Say we have this table:

				
					yugabyte=# \d test
                Table "public.test"
 Column |  Type   | Collation | Nullable | Default
--------+---------+-----------+----------+---------
 c1     | integer |           | not null |
 c2     | text    |           |          |
Indexes:
    "test_pkey" PRIMARY KEY, lsm (c1 ASC)
    "test_c2_idx" lsm (c2 ASC)

We can generate the DDL to fix the PK using:

				
					\x
SELECT * FROM yb_get_hash_rebuild_ddl('public.test'::regclass);

Example output:

				
					input_relid      | 16399
object_type      | primary_key
schema_name      | public
object_name      | test_pkey
base_table       | public.test
is_range_sharded | t
drop_ddl         | ALTER TABLE public.test DROP CONSTRAINT test_pkey;
create_ddl       | ALTER TABLE public.test ADD CONSTRAINT test_pkey PRIMARY KEY (c1 HASH);
notes            | Supports ordinary column-based PKs. Recreating a PK rewrites table storage. Expression indexes and exotic definitions should be handled manually.

And we can do the same with the index:

				
					\x
SELECT * FROM yb_get_hash_rebuild_ddl('public.test_c2_idx'::regclass);

Example output:

				
					input_relid      | 16429
object_type      | index
schema_name      | public
object_name      | test_c2_idx
base_table       | public.test
is_range_sharded | t
drop_ddl         | DROP INDEX public.test_c2_idx;
create_ddl       | CREATE INDEX test_c2_idx ON public.test USING lsm (c2 HASH);
notes            | Supports ordinary column indexes, INCLUDE columns, unique indexes, and partial predicates. Expression indexes and exotic definitions should be handled manually.

To print the rebuild statements in execution order, use:

				
					SELECT step, ddl
FROM yb_get_hash_rebuild_ddl('<<object name>>'::regclass)
CROSS JOIN LATERAL (
  VALUES
    (1, drop_ddl),
    (2, create_ddl)
) AS x(step, ddl)
WHERE ddl IS NOT NULL
ORDER BY step;

Example:

				
					yugabyte=# SELECT step, ddl
yugabyte-# FROM yb_get_hash_rebuild_ddl('public.test4'::regclass)
yugabyte-# CROSS JOIN LATERAL (
yugabyte(#   VALUES
yugabyte(#     (1, drop_ddl),
yugabyte(#     (2, create_ddl)
yugabyte(# ) AS x(step, ddl)
yugabyte-# WHERE ddl IS NOT NULL
yugabyte-# ORDER BY step;
 step |                                        ddl
------+------------------------------------------------------------------------------------
    1 | ALTER TABLE public.test4 DROP CONSTRAINT test4_pkey;
    2 | ALTER TABLE public.test4 ADD CONSTRAINT test4_pkey PRIMARY KEY (c1 HASH, c2 DESC);
(2 rows)

💡 What this helper actually handles (and what it doesn’t)

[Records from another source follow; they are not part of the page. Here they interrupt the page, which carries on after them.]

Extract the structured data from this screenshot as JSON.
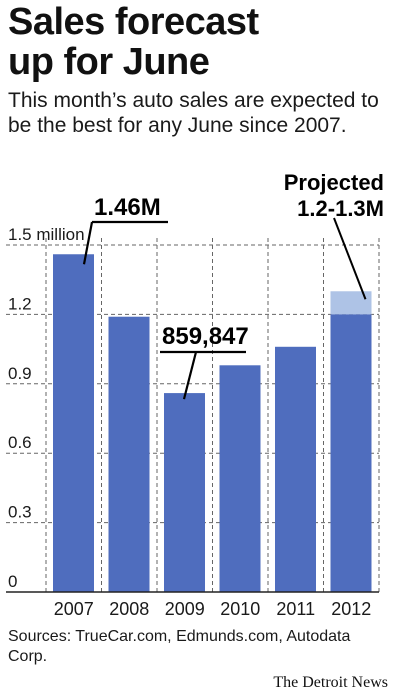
{
  "title_lines": [
    "Sales forecast",
    "up for June"
  ],
  "subtitle": "This month’s auto sales are expected to be the best for any June since 2007.",
  "sources": "Sources: TrueCar.com, Edmunds.com, Autodata Corp.",
  "credit": "The Detroit News",
  "colors": {
    "bar": "#4f6dbe",
    "projected": "#aec3e6",
    "grid": "#666666",
    "callout": "#000000"
  },
  "chart_data": {
    "type": "bar",
    "categories": [
      "2007",
      "2008",
      "2009",
      "2010",
      "2011",
      "2012"
    ],
    "values": [
      1.46,
      1.19,
      0.859847,
      0.98,
      1.06,
      1.2
    ],
    "projected_range": {
      "category": "2012",
      "low": 1.2,
      "high": 1.3
    },
    "ylim": [
      0,
      1.5
    ],
    "yticks": [
      {
        "value": 0,
        "label": "0"
      },
      {
        "value": 0.3,
        "label": "0.3"
      },
      {
        "value": 0.6,
        "label": "0.6"
      },
      {
        "value": 0.9,
        "label": "0.9"
      },
      {
        "value": 1.2,
        "label": "1.2"
      },
      {
        "value": 1.5,
        "label": "1.5 million"
      }
    ],
    "grid": true,
    "annotations": [
      {
        "category": "2007",
        "lines": [
          "1.46M"
        ]
      },
      {
        "category": "2009",
        "lines": [
          "859,847"
        ]
      },
      {
        "category": "2012",
        "lines": [
          "Projected",
          "1.2-1.3M"
        ]
      }
    ]
  }
}
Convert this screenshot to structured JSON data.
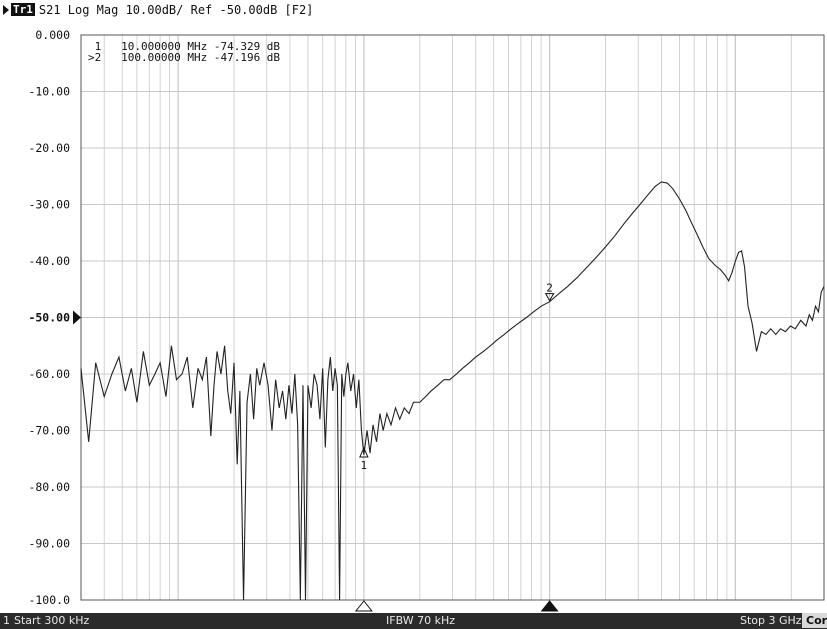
{
  "header": {
    "trace_label": "Tr1",
    "trace_desc": "S21 Log Mag 10.00dB/ Ref -50.00dB [F2]"
  },
  "footer": {
    "channel": "1",
    "start": "Start 300 kHz",
    "ifbw": "IFBW 70 kHz",
    "stop": "Stop 3 GHz",
    "cor": "Cor"
  },
  "colors": {
    "trace": "#222222",
    "grid": "#c8c8c8",
    "footer_bg": "#2b2b2b"
  },
  "chart_data": {
    "type": "line",
    "x_scale": "log",
    "x_unit": "Hz",
    "xlim": [
      300000,
      3000000000
    ],
    "ylim": [
      -100,
      0
    ],
    "reference_level": -50,
    "y_ticks": [
      "0.000",
      "-10.00",
      "-20.00",
      "-30.00",
      "-40.00",
      "-50.00",
      "-60.00",
      "-70.00",
      "-80.00",
      "-90.00",
      "-100.0"
    ],
    "y_tick_values": [
      0,
      -10,
      -20,
      -30,
      -40,
      -50,
      -60,
      -70,
      -80,
      -90,
      -100
    ],
    "markers": [
      {
        "id": "1",
        "label": "1",
        "readout": " 1   10.000000 MHz -74.329 dB",
        "freq": 10000000,
        "value": -74.329,
        "active": false
      },
      {
        "id": "2",
        "label": "2",
        "readout": ">2   100.00000 MHz -47.196 dB",
        "freq": 100000000,
        "value": -47.196,
        "active": true
      }
    ],
    "series": [
      {
        "points": [
          [
            300000,
            -59
          ],
          [
            330000,
            -72
          ],
          [
            360000,
            -58
          ],
          [
            400000,
            -64
          ],
          [
            440000,
            -60
          ],
          [
            480000,
            -57
          ],
          [
            520000,
            -63
          ],
          [
            560000,
            -59
          ],
          [
            600000,
            -65
          ],
          [
            650000,
            -56
          ],
          [
            700000,
            -62
          ],
          [
            750000,
            -60
          ],
          [
            800000,
            -58
          ],
          [
            860000,
            -64
          ],
          [
            920000,
            -55
          ],
          [
            980000,
            -61
          ],
          [
            1050000,
            -60
          ],
          [
            1120000,
            -57
          ],
          [
            1200000,
            -66
          ],
          [
            1280000,
            -59
          ],
          [
            1350000,
            -61
          ],
          [
            1420000,
            -57
          ],
          [
            1500000,
            -71
          ],
          [
            1560000,
            -62
          ],
          [
            1620000,
            -56
          ],
          [
            1700000,
            -60
          ],
          [
            1780000,
            -55
          ],
          [
            1850000,
            -63
          ],
          [
            1920000,
            -67
          ],
          [
            2000000,
            -58
          ],
          [
            2080000,
            -76
          ],
          [
            2150000,
            -63
          ],
          [
            2250000,
            -100
          ],
          [
            2350000,
            -65
          ],
          [
            2450000,
            -60
          ],
          [
            2550000,
            -68
          ],
          [
            2650000,
            -59
          ],
          [
            2750000,
            -62
          ],
          [
            2900000,
            -58
          ],
          [
            3050000,
            -62
          ],
          [
            3200000,
            -70
          ],
          [
            3350000,
            -61
          ],
          [
            3500000,
            -66
          ],
          [
            3650000,
            -63
          ],
          [
            3800000,
            -68
          ],
          [
            3950000,
            -62
          ],
          [
            4100000,
            -67
          ],
          [
            4250000,
            -60
          ],
          [
            4400000,
            -69
          ],
          [
            4550000,
            -100
          ],
          [
            4700000,
            -62
          ],
          [
            4850000,
            -100
          ],
          [
            5000000,
            -62
          ],
          [
            5200000,
            -66
          ],
          [
            5400000,
            -60
          ],
          [
            5600000,
            -62
          ],
          [
            5800000,
            -68
          ],
          [
            6000000,
            -59
          ],
          [
            6200000,
            -73
          ],
          [
            6400000,
            -61
          ],
          [
            6600000,
            -57
          ],
          [
            6800000,
            -63
          ],
          [
            7000000,
            -59
          ],
          [
            7200000,
            -62
          ],
          [
            7400000,
            -100
          ],
          [
            7600000,
            -60
          ],
          [
            7800000,
            -64
          ],
          [
            8000000,
            -60
          ],
          [
            8200000,
            -58
          ],
          [
            8500000,
            -63
          ],
          [
            8800000,
            -60
          ],
          [
            9100000,
            -66
          ],
          [
            9400000,
            -61
          ],
          [
            9700000,
            -70
          ],
          [
            10000000,
            -74.3
          ],
          [
            10400000,
            -70
          ],
          [
            10800000,
            -74
          ],
          [
            11200000,
            -69
          ],
          [
            11700000,
            -72
          ],
          [
            12200000,
            -67
          ],
          [
            12700000,
            -70
          ],
          [
            13300000,
            -67
          ],
          [
            14000000,
            -69
          ],
          [
            14800000,
            -66
          ],
          [
            15600000,
            -68
          ],
          [
            16500000,
            -66
          ],
          [
            17500000,
            -67
          ],
          [
            18500000,
            -65
          ],
          [
            20000000,
            -65
          ],
          [
            21500000,
            -64
          ],
          [
            23000000,
            -63
          ],
          [
            25000000,
            -62
          ],
          [
            27000000,
            -61
          ],
          [
            29000000,
            -61
          ],
          [
            31500000,
            -60
          ],
          [
            34000000,
            -59
          ],
          [
            37000000,
            -58
          ],
          [
            40000000,
            -57
          ],
          [
            44000000,
            -56
          ],
          [
            48000000,
            -55
          ],
          [
            52000000,
            -54
          ],
          [
            57000000,
            -53
          ],
          [
            62000000,
            -52
          ],
          [
            68000000,
            -51
          ],
          [
            75000000,
            -50
          ],
          [
            82000000,
            -49
          ],
          [
            90000000,
            -48
          ],
          [
            100000000,
            -47.2
          ],
          [
            112000000,
            -45.8
          ],
          [
            125000000,
            -44.5
          ],
          [
            140000000,
            -43
          ],
          [
            160000000,
            -41
          ],
          [
            180000000,
            -39.2
          ],
          [
            200000000,
            -37.5
          ],
          [
            225000000,
            -35.5
          ],
          [
            250000000,
            -33.5
          ],
          [
            280000000,
            -31.5
          ],
          [
            310000000,
            -29.8
          ],
          [
            340000000,
            -28.2
          ],
          [
            370000000,
            -26.8
          ],
          [
            400000000,
            -26
          ],
          [
            430000000,
            -26.2
          ],
          [
            460000000,
            -27.2
          ],
          [
            500000000,
            -29
          ],
          [
            540000000,
            -31
          ],
          [
            580000000,
            -33.2
          ],
          [
            620000000,
            -35.2
          ],
          [
            670000000,
            -37.6
          ],
          [
            720000000,
            -39.6
          ],
          [
            780000000,
            -40.8
          ],
          [
            830000000,
            -41.5
          ],
          [
            880000000,
            -42.5
          ],
          [
            920000000,
            -43.5
          ],
          [
            960000000,
            -42
          ],
          [
            1000000000,
            -40
          ],
          [
            1040000000,
            -38.5
          ],
          [
            1080000000,
            -38.2
          ],
          [
            1120000000,
            -41
          ],
          [
            1170000000,
            -48
          ],
          [
            1230000000,
            -51
          ],
          [
            1300000000,
            -56
          ],
          [
            1380000000,
            -52.5
          ],
          [
            1460000000,
            -53
          ],
          [
            1550000000,
            -52
          ],
          [
            1650000000,
            -53
          ],
          [
            1750000000,
            -52
          ],
          [
            1860000000,
            -52.5
          ],
          [
            1980000000,
            -51.5
          ],
          [
            2100000000,
            -52
          ],
          [
            2250000000,
            -50.5
          ],
          [
            2400000000,
            -51.5
          ],
          [
            2500000000,
            -49.5
          ],
          [
            2600000000,
            -50.5
          ],
          [
            2700000000,
            -48
          ],
          [
            2800000000,
            -49
          ],
          [
            2900000000,
            -45.5
          ],
          [
            3000000000,
            -44.5
          ]
        ]
      }
    ]
  }
}
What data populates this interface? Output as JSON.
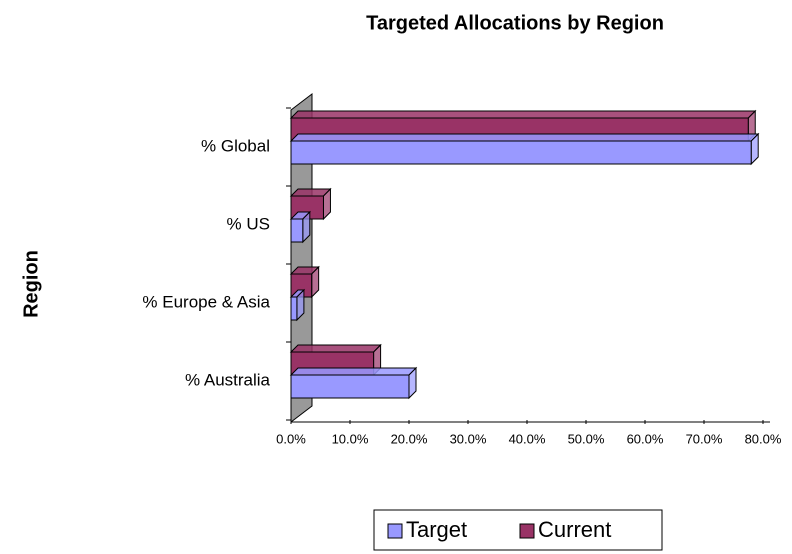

This helper is designed for the common, safe cases when rebuilding indexes or primary keys with HASH distribution.

It works well with:

● Standard column-based indexes and primary keys
● UNIQUE indexes
● INCLUDE (…) columns
● Partial indexes (WHERE clauses)
● Collations and opclasses

⚠️ Where you need to step in

More complex definitions, like expression indexes, are intentionally skipped.

This prevents generating incorrect DDL, but it also means you will need to review and rebuild those manually.

🔑 Final takeaway

Defaults are convenient until they change.

In YugabyteDB, sharding behavior MUST be treated as part of your schema design, not as an environment assumption.

So the playbook is simple:

1. audit what is currently range sharded
2. generate the corrective DDL
3. review before running it
4. going forward, always write HASH explicitly when you mean hash sharding

🧠 Key insight

If distribution matters, do not rely on defaults. In YugabyteDB, be explicit: choose HASH for distribution, or ASC/DESC when you intentionally want ordered access patterns.

Have Fun!